Just one in three rank and file gardai have voted in favour of industrial action -- after less than half of officers balloted declined to send back a GRA questionnaire.
The majority of those who did return their papers have voted in favour of limited industrial action.
The Garda Representative Agency (GRA) has interpreted the result as a strong mandate from its membership that it should take industrial action over public sector pay cuts.
There are 11,600 rank and file gardai in the force but only 5,540 members took part in the fact-finding ballot. Of those, only 3,622 supported taking limited action -- short of 'blue flu'. A final decision on whether the force will take action will be taken at the GRA's annual conference in Limerick on April 27, meaning any vote at that meeting may be more influential than the results of the questionnaire.
Potential action by officers could see them refuse to use their personal mobile phones, their laptops or fail to issue so-called discretionary fines, such as road traffic offences.

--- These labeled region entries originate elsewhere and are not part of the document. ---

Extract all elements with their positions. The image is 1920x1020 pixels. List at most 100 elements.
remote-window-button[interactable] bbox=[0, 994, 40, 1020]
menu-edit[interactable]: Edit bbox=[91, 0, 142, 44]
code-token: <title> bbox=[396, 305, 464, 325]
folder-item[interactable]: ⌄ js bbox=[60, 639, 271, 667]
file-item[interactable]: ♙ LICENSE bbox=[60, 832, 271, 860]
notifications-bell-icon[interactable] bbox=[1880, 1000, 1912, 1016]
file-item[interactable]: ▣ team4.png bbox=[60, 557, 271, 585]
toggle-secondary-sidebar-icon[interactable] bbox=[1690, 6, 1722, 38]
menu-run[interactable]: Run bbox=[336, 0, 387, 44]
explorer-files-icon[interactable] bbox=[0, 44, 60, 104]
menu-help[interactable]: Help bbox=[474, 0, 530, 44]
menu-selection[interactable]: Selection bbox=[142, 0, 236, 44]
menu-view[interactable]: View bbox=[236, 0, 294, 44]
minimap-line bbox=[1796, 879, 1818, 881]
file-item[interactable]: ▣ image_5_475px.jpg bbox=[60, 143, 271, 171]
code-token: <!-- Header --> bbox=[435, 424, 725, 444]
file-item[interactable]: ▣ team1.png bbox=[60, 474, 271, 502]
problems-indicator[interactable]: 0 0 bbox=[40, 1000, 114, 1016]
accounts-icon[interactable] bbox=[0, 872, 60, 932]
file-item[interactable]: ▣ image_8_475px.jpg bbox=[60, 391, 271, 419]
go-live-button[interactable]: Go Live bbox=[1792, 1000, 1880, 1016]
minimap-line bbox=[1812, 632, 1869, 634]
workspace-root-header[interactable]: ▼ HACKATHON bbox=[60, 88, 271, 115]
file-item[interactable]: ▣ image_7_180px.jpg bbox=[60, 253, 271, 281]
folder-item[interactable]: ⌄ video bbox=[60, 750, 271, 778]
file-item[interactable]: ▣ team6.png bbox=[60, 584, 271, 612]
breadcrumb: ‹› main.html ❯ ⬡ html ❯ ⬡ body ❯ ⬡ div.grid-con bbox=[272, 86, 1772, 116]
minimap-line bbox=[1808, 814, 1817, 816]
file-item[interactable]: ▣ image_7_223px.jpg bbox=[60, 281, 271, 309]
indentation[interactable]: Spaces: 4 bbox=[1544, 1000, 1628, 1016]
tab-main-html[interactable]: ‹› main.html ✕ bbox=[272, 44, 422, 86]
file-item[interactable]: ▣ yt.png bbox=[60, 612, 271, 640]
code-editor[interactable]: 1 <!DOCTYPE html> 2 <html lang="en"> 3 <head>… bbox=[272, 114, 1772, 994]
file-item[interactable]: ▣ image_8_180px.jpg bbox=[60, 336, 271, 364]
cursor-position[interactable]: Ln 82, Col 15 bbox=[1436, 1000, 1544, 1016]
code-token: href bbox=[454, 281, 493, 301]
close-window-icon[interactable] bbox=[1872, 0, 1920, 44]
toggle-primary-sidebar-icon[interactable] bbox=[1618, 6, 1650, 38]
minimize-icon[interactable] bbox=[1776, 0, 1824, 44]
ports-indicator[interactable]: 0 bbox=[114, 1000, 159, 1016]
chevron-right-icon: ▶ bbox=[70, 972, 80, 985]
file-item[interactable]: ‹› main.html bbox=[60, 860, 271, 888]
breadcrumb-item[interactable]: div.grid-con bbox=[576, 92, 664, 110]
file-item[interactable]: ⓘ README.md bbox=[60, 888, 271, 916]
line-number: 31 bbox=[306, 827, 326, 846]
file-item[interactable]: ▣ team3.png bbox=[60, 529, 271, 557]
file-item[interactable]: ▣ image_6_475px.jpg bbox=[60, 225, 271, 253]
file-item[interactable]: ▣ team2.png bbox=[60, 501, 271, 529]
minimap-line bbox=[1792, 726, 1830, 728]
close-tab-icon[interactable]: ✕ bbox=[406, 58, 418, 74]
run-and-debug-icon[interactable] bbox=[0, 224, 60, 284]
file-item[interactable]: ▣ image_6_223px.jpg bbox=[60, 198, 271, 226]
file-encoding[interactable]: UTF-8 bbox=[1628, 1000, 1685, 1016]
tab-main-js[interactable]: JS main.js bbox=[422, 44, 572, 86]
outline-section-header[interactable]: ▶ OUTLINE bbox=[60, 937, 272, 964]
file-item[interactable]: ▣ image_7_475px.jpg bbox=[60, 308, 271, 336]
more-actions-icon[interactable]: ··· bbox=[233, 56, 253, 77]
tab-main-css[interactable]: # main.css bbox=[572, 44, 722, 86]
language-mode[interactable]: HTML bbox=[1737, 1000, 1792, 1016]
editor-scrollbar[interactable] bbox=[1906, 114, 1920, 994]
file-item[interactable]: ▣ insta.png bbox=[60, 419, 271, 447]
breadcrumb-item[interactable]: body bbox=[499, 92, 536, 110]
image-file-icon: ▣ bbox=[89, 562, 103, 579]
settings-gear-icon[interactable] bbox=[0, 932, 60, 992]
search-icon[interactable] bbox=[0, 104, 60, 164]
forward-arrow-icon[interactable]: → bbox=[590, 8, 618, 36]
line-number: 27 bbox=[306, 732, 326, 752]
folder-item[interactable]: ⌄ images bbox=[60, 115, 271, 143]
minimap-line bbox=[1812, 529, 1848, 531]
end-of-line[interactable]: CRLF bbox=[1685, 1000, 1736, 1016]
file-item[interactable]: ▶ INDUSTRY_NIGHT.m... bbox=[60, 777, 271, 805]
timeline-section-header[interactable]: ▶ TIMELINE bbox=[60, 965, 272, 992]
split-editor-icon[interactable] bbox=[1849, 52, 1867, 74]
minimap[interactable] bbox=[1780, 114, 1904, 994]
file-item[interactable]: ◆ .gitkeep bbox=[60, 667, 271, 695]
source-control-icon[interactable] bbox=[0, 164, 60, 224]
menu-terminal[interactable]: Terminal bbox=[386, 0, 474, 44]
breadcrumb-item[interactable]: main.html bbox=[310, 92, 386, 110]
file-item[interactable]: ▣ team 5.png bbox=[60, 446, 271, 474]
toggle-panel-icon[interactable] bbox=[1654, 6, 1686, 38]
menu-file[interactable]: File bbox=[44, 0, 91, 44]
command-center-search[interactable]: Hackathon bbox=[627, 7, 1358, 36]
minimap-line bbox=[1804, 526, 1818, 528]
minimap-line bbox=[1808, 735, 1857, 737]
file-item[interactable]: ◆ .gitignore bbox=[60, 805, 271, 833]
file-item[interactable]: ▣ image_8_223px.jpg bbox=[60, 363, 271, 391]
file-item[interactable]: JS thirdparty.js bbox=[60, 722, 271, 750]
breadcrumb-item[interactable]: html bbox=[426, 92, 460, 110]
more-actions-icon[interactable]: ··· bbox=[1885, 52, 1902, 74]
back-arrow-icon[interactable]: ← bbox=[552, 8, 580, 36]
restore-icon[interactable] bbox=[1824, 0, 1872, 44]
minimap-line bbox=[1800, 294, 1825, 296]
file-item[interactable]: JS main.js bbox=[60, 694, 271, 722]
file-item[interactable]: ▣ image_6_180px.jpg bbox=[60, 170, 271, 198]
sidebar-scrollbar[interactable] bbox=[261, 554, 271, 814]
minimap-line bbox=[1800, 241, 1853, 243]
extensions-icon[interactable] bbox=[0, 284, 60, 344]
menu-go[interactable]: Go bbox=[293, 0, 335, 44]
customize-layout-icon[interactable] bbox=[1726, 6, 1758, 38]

They may also refuse to sign passports, or cooperate with rostering changes.
Refusing to work overtime is not a viable option, sources said, as it would hit members' pay packets. The policy will be determined at the Limerick conference.

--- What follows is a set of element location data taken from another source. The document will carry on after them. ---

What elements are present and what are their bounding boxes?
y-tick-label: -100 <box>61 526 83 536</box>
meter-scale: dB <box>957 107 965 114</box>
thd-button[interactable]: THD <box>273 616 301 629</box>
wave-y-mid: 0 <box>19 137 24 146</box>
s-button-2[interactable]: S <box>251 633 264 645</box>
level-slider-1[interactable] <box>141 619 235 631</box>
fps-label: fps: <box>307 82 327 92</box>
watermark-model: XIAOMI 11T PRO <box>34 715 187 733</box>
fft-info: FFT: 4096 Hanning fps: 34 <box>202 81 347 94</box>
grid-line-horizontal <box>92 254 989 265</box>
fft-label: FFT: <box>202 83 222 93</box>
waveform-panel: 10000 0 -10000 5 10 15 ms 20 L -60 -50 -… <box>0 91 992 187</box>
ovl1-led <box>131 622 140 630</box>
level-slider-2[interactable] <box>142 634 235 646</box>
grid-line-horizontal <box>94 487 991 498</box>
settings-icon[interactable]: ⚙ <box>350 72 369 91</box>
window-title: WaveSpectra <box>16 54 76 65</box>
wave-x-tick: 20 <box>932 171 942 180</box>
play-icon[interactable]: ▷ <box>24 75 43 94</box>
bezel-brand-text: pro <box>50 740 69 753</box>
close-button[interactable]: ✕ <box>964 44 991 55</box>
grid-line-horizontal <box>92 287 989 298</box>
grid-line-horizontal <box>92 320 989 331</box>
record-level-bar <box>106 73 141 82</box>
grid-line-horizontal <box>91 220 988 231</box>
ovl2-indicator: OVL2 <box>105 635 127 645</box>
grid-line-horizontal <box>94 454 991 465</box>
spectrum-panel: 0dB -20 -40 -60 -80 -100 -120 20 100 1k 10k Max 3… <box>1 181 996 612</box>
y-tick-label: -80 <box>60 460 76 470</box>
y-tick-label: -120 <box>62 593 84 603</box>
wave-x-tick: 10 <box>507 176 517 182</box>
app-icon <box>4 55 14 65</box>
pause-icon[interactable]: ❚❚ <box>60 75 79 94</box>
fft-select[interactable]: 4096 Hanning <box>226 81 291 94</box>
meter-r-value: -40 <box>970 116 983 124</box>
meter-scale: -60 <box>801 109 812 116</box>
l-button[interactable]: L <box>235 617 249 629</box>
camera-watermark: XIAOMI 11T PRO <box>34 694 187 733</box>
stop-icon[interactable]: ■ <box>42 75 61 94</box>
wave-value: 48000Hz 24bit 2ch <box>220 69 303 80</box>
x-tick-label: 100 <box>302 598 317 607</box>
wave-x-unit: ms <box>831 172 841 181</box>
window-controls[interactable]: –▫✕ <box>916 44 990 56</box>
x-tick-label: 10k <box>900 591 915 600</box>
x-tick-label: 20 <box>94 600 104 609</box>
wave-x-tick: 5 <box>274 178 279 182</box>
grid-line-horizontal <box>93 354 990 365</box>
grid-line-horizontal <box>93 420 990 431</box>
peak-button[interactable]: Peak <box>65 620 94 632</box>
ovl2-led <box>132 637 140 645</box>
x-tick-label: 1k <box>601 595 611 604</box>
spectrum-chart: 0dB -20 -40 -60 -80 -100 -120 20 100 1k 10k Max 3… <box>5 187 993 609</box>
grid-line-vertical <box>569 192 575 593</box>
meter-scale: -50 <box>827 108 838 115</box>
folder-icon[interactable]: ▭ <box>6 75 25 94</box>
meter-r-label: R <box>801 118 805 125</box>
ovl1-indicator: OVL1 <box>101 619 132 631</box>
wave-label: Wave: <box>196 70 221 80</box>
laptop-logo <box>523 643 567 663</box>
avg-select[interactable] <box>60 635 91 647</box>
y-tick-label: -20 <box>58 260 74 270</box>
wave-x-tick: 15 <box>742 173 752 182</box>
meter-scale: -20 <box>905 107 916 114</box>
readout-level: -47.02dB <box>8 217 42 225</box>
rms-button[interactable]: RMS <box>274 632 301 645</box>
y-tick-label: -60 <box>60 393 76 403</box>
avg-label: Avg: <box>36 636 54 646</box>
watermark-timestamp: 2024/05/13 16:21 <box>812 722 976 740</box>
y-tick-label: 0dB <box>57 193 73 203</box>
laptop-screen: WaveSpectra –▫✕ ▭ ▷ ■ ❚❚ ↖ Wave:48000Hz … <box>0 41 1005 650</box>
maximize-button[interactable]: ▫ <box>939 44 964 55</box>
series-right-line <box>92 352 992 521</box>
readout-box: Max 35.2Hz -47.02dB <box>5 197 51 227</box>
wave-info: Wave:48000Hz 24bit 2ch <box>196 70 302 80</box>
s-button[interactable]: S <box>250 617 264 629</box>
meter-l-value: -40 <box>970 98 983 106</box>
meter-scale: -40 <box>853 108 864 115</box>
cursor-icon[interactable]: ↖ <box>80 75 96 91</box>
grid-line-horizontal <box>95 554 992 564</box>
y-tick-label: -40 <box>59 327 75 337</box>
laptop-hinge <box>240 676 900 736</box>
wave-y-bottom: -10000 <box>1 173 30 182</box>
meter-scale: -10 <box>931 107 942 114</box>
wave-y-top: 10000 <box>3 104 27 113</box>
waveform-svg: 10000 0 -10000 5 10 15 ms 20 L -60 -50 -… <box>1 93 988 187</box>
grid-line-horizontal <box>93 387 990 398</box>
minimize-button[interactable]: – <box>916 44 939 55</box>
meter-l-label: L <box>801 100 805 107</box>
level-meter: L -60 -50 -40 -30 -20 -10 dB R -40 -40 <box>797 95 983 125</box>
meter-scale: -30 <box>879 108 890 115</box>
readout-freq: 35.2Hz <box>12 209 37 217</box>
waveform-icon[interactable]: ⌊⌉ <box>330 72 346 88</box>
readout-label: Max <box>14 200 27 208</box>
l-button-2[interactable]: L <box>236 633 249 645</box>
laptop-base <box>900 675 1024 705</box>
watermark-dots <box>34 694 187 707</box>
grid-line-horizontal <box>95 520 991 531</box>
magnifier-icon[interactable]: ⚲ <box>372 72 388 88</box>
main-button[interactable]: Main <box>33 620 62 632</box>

Some 65.4pc (3,622) of the 5,540 who responded voted in favour of taking action without a complete withdrawal of services, with the nature of any such action to be decided by the central executive committee of the GRA.
Only 7.2pc (401) voted in favour of taking no action.

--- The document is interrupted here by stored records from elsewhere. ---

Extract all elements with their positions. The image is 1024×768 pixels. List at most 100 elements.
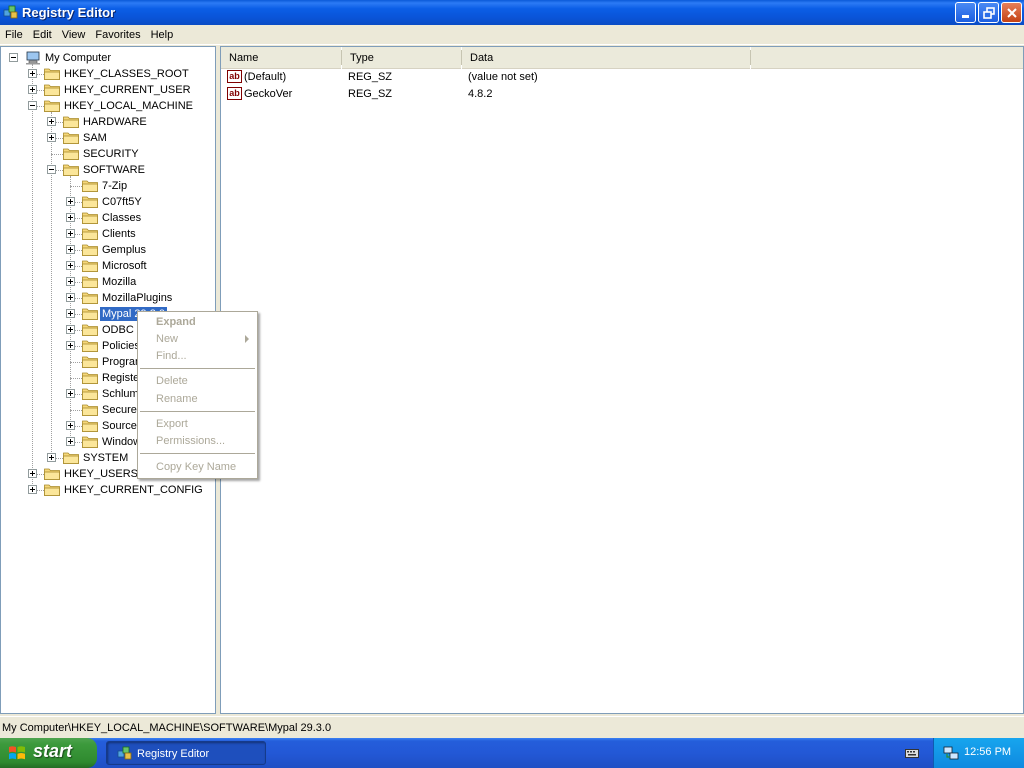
expand-icon[interactable]	[28, 85, 37, 94]
menu-file[interactable]: File	[0, 25, 28, 45]
tree-node[interactable]: C07ft5Y	[1, 194, 215, 210]
folder-icon	[82, 387, 98, 400]
folder-icon	[44, 467, 60, 480]
tree-node-label: HKEY_USERS	[64, 468, 138, 480]
expand-icon[interactable]	[66, 309, 75, 318]
tree-node-label: Classes	[102, 212, 142, 224]
start-button[interactable]: start	[0, 738, 97, 768]
tree-node-label: Policies	[102, 340, 140, 352]
expand-icon[interactable]	[66, 421, 75, 430]
value-name: (Default)	[244, 71, 287, 83]
expand-icon[interactable]	[47, 453, 56, 462]
tree-connector-line	[70, 186, 82, 187]
expand-icon[interactable]	[66, 213, 75, 222]
tree-connector-line	[70, 410, 82, 411]
tree-node[interactable]: Gemplus	[1, 242, 215, 258]
computer-icon	[25, 51, 41, 65]
tree-node-label: Gemplus	[102, 244, 147, 256]
context-menu-new[interactable]: New	[138, 330, 257, 348]
clock[interactable]: 12:56 PM	[964, 746, 1011, 758]
tree-node[interactable]: SAM	[1, 130, 215, 146]
tree-node[interactable]: HKEY_CURRENT_USER	[1, 82, 215, 98]
tree-node[interactable]: Mozilla	[1, 274, 215, 290]
folder-icon	[82, 355, 98, 368]
expand-icon[interactable]	[66, 437, 75, 446]
status-path: My Computer\HKEY_LOCAL_MACHINE\SOFTWARE\…	[2, 722, 332, 734]
context-menu-copy-key-name[interactable]: Copy Key Name	[138, 458, 257, 476]
menu-favorites[interactable]: Favorites	[90, 25, 145, 45]
collapse-icon[interactable]	[47, 165, 56, 174]
tree-node[interactable]: Classes	[1, 210, 215, 226]
menu-help[interactable]: Help	[146, 25, 179, 45]
tree-node-label: Microsoft	[102, 260, 147, 272]
value-data: (value not set)	[468, 71, 538, 83]
tree-node-label: HKEY_CLASSES_ROOT	[64, 68, 189, 80]
context-menu-delete[interactable]: Delete	[138, 372, 257, 390]
expand-icon[interactable]	[47, 133, 56, 142]
folder-icon	[82, 435, 98, 448]
values-list[interactable]: Name Type Data ab (Default) REG_SZ (valu…	[220, 46, 1024, 714]
column-header-type[interactable]: Type	[342, 47, 461, 69]
expand-icon[interactable]	[66, 277, 75, 286]
collapse-icon[interactable]	[28, 101, 37, 110]
folder-icon	[82, 323, 98, 336]
tree-node[interactable]: SOFTWARE	[1, 162, 215, 178]
menu-view[interactable]: View	[57, 25, 91, 45]
tree-node-label: SYSTEM	[83, 452, 129, 464]
taskbar: start Registry Editor 12:56 PM	[0, 738, 1024, 768]
taskbar-registry-editor[interactable]: Registry Editor	[106, 741, 266, 765]
expand-icon[interactable]	[66, 261, 75, 270]
value-type: REG_SZ	[348, 71, 393, 83]
expand-icon[interactable]	[28, 69, 37, 78]
network-icon[interactable]	[943, 745, 959, 761]
folder-icon	[82, 307, 98, 320]
folder-icon	[44, 83, 60, 96]
context-menu-rename[interactable]: Rename	[138, 390, 257, 408]
tree-node[interactable]: HKEY_LOCAL_MACHINE	[1, 98, 215, 114]
context-menu-find[interactable]: Find...	[138, 347, 257, 365]
menu-bar: File Edit View Favorites Help	[0, 25, 1024, 45]
expand-icon[interactable]	[66, 197, 75, 206]
tree-node[interactable]: Microsoft	[1, 258, 215, 274]
tree-node-label: Clients	[102, 228, 136, 240]
expand-icon[interactable]	[66, 229, 75, 238]
tree-node-label: SAM	[83, 132, 107, 144]
folder-icon	[82, 195, 98, 208]
keyboard-icon[interactable]	[905, 747, 919, 759]
folder-icon	[44, 67, 60, 80]
tree-node[interactable]: My Computer	[1, 50, 215, 66]
column-header-data[interactable]: Data	[462, 47, 750, 69]
expand-icon[interactable]	[66, 293, 75, 302]
context-menu-expand[interactable]: Expand	[138, 313, 257, 331]
expand-icon[interactable]	[28, 469, 37, 478]
tree-node[interactable]: HARDWARE	[1, 114, 215, 130]
tree-node[interactable]: Clients	[1, 226, 215, 242]
minimize-icon	[961, 14, 969, 18]
expand-icon[interactable]	[47, 117, 56, 126]
value-type: REG_SZ	[348, 88, 393, 100]
tree-node[interactable]: SECURITY	[1, 146, 215, 162]
close-button[interactable]	[1001, 2, 1022, 23]
window-title: Registry Editor	[22, 5, 116, 20]
context-menu-permissions[interactable]: Permissions...	[138, 432, 257, 450]
tree-node-label: SOFTWARE	[83, 164, 145, 176]
tree-node[interactable]: HKEY_CLASSES_ROOT	[1, 66, 215, 82]
folder-icon	[63, 163, 79, 176]
expand-icon[interactable]	[66, 389, 75, 398]
menu-edit[interactable]: Edit	[28, 25, 57, 45]
collapse-icon[interactable]	[9, 53, 18, 62]
maximize-button[interactable]	[978, 2, 999, 23]
title-bar[interactable]: Registry Editor	[0, 0, 1024, 25]
expand-icon[interactable]	[28, 485, 37, 494]
expand-icon[interactable]	[66, 341, 75, 350]
tree-node[interactable]: HKEY_CURRENT_CONFIG	[1, 482, 215, 498]
expand-icon[interactable]	[66, 325, 75, 334]
tree-node[interactable]: MozillaPlugins	[1, 290, 215, 306]
expand-icon[interactable]	[66, 245, 75, 254]
tree-connector-line	[51, 154, 63, 155]
context-menu-export[interactable]: Export	[138, 415, 257, 433]
column-header-name[interactable]: Name	[221, 47, 341, 69]
tree-node[interactable]: 7-Zip	[1, 178, 215, 194]
close-icon	[1006, 7, 1017, 18]
minimize-button[interactable]	[955, 2, 976, 23]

Another 18.4pc (1,020) voted in favour of an all-out strike and 8.8pc (490) were in favour of exploring other proposals.
GRA general secretary PJ Stone described the results as "positive" despite the low turnout.
When asked about the turnout figures, Mr Stone suggested that members may have been concerned by comments made by Garda Commissioner Fachtna Murphy and Minister for Justice Dermot Ahern about breaches of the law and possible criminal proceedings.
He said that members were not intimidated during the voting process.
Mr Stone revealed he would be seeking legal advice on how to proceed with a constitutional challenge to allow the GRA to engage in public sector pay talks. The GRA has not been involved in such talks, as it is not recognised as a trade union.
"The Government cannot continue to ignore us," he said. "They should not push us too far. We must look at all the options available to us and we will be doing that in the coming weeks."
He ruled out another 'blue flu', when gardai took sick leave in an organised campaign, but said that the force would take a collective action which would not threaten the safety and security of the public.
He said the strong support for some kind of industrial action was in response to "draconian pay cuts" imposed on members, many of whom, he said, are struggling with their bills and mortgages.
The options available to the GRA are limited and many would have a financial impact on already struggling members.
Justice Minister Dermot Ahern described any garda attempts to strike as illegal and "an affront to democracy" before Christmas and the Department of Justice yesterday revealed that he was sticking to that stance.